Efficient building designs with performance levels below 20 ekWh/ft².yr (775 MJ//m².yr) can be attained with relative ease and low energy building designs below 12 ekWh//ft².yr (465 MJ//m².yr) can also be achieved through extreme load minimization coupled with alternative HVAC systems such as CC + DOAS and CC/DV. In North America, these performance levels are not being reached as frequently as the industry would like as evidenced by market studies and energy benchmark data. There are a number of reasons for this ranging from key decisions that are made at the early design stages to the design process itself.

 

Four key steps are described below that can help overcome the barriers that exist today and make low energy designs commonplace.

 

Start with a Solid Set of Design Specifications: In too many green building projects the minimum prescriptive requirements are ignored in favour of performance based designs that rely on trade-offs.

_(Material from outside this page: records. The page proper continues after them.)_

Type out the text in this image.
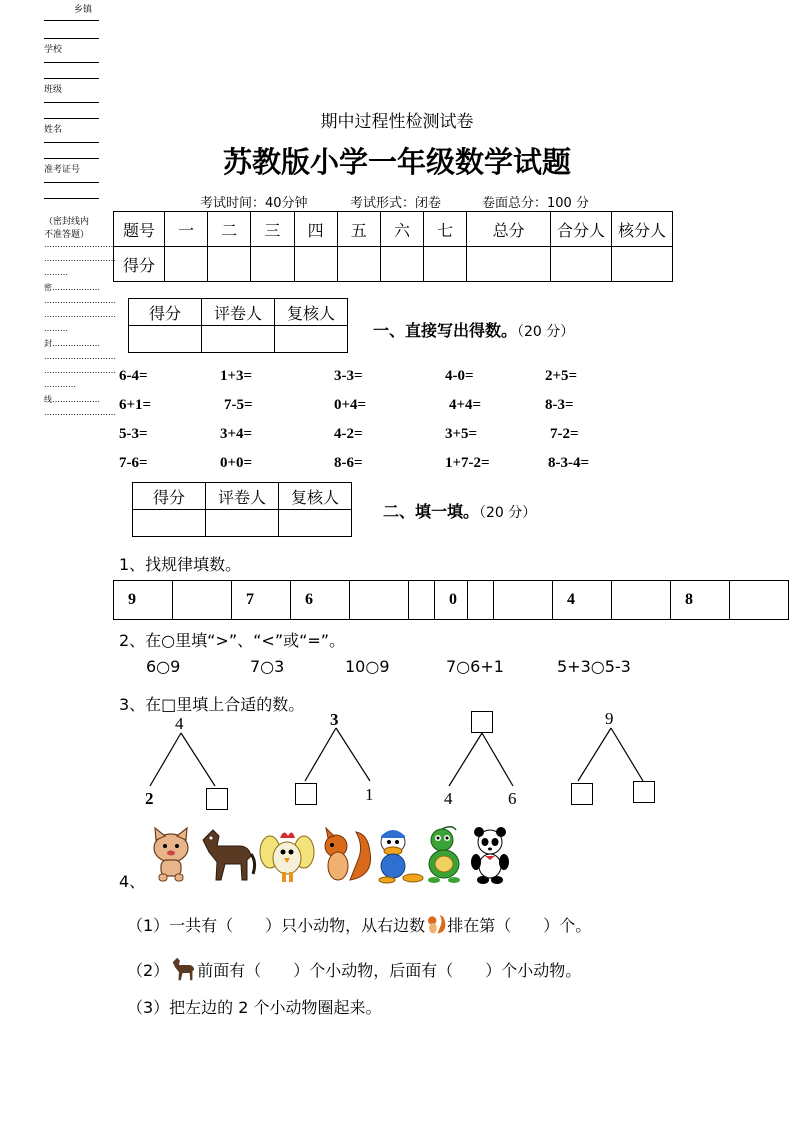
乡镇
学校
班级
姓名
准考证号
（密封线内
不准答题）
………………………
………………………
………
密………………
………………………
………………………
………
封………………
………………………
………………………
…………
线………………
………………………
期中过程性检测试卷
苏教版小学一年级数学试题
考试时间：40分钟	考试形式：闭卷	卷面总分：100 分
题号	一	二	三	四	五	六	七	总分	合分人	核分人
得分										
得分	评卷人	复核人

一、直接写出得数。（20 分）
6-4=	1+3=	3-3=	4-0=	2+5=
6+1=	7-5=	0+4=	4+4=	8-3=
5-3=	3+4=	4-2=	3+5=	7-2=
7-6=	0+0=	8-6=	1+7-2=	8-3-4=
得分	评卷人	复核人

二、填一填。（20 分）
1、找规律填数。
9		7	6			0		4		8	
2、在○里填“>”、“<”或“=”。
6○9	7○3	10○9	7○6+1	5+3○5-3
3、在□里填上合适的数。
4
2
3
1	4	6
9
4、
（1）一共有（　　）只小动物，从右边数 排在第（　　）个。
（2） 前面有（　　）个小动物，后面有（　　）个小动物。
（3）把左边的 2 个小动物圈起来。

While performance based approaches provide flexibility, they cannot be over-emphasized over minimum prescriptive requirements. A building with a weak envelope that has too much glass will have large heating and cooling loads and fan sizes and penalize the overall building energy use and peak electrical loads. To avoid this problem, the design team needs to start the project with rigorous design specifications for the thermal performance of the building envelope and glazing systems, reasonable window-wall ratios (WWRs), low lighting power densities (LPDs), careful selection of air handling equipment to minimize fan power requirements and finally, use of high efficiency equipment. The ASHRAE Advanced Energy Design Guides (AEDG) series of publications are an example of design guides that provide demanding prescriptive guidelines to achieve 30% and 50% energy savings relative to ASHRAE 90.1.These guides provide prescriptive tables that are differentiated by climate zone and building type.

 

Bundle Technologies & Components Together with the Objective to Minimize Loads: Bundling as many technologies as possible is particularly important for aggressive design targets that require significant minimization of loads. Such designs require that all building components work together because of the symbiosis that exists between the envelope and HVAC equipment. As a result, an overall good thermal performance of all components is needed, not just for some components. As an example, triple pane windows are very costly, if analyzed in isolation, but bundled together with a highly insulated wall will achieve significantly better returns on investment and a lower project cost thanks to the concept of “Tunneling-Through-the-Cost-Barrier”. This occurs because the highly insulated envelope allows a drastically reduced perimeter heating system and heating plant, in turn offsetting the incremental costs of the windows and better envelope.

 

Solid Design Process: It is not only about technologies, or performing energy modeling that will result in a low energy building design. The design approach together with paying attention to reducing the loads, performing accurate load calculations and careful selection of equipment are just as important, if not more important. Enough time and resources need to be allocated to do proper load calculations without adding safeties upon safeties or relying on default values. The effective wall and overall window Uvalues need to be properly calculated and the SHGC or SC of the actual window selected; not a default value. Attention needs to be paid to equipment selection, and in particular, specifying air handling equipment with air velocities below 400 ft/min (2 m/s) instead of the traditional 500 to 600 ft/min (2.5 to 3.0 m/s). This can be achieved by specifying slightly larger air handlers with increased coil surface areas. Such a reduction in air velocities can decrease the total internal static pressure at the air handler by upwards of 0.5 in. (125 Pa) and help reduce fan size by 15% or more.

 

Move Away from Value Engineering & Speculative Designs by Selecting Good Contractors and Getting Suppliers and Contractors Involved in the Design Process. This is perhaps the most difficult step to implement. Low energy designs rely on quality designs rather than least cost designs, but because of the equipment downsizing, there are cost tradeoffs that allow the design cost to be similar or only marginally more expensive then a speculative design.  Good contractors need to be selected and engaged early in the design process for these cost advantages to materialize. Similarly, equipment suppliers also need to be included in the design team to provide proper equipment selections and cost estimates to the contractors during the design stage. This will avoid the problems of equipment substitutions during the construction phase that frequently plagues projects, as well as, limiting or eliminating incremental costs for components and equipment that do not normally exhibit any, but do require custom selections.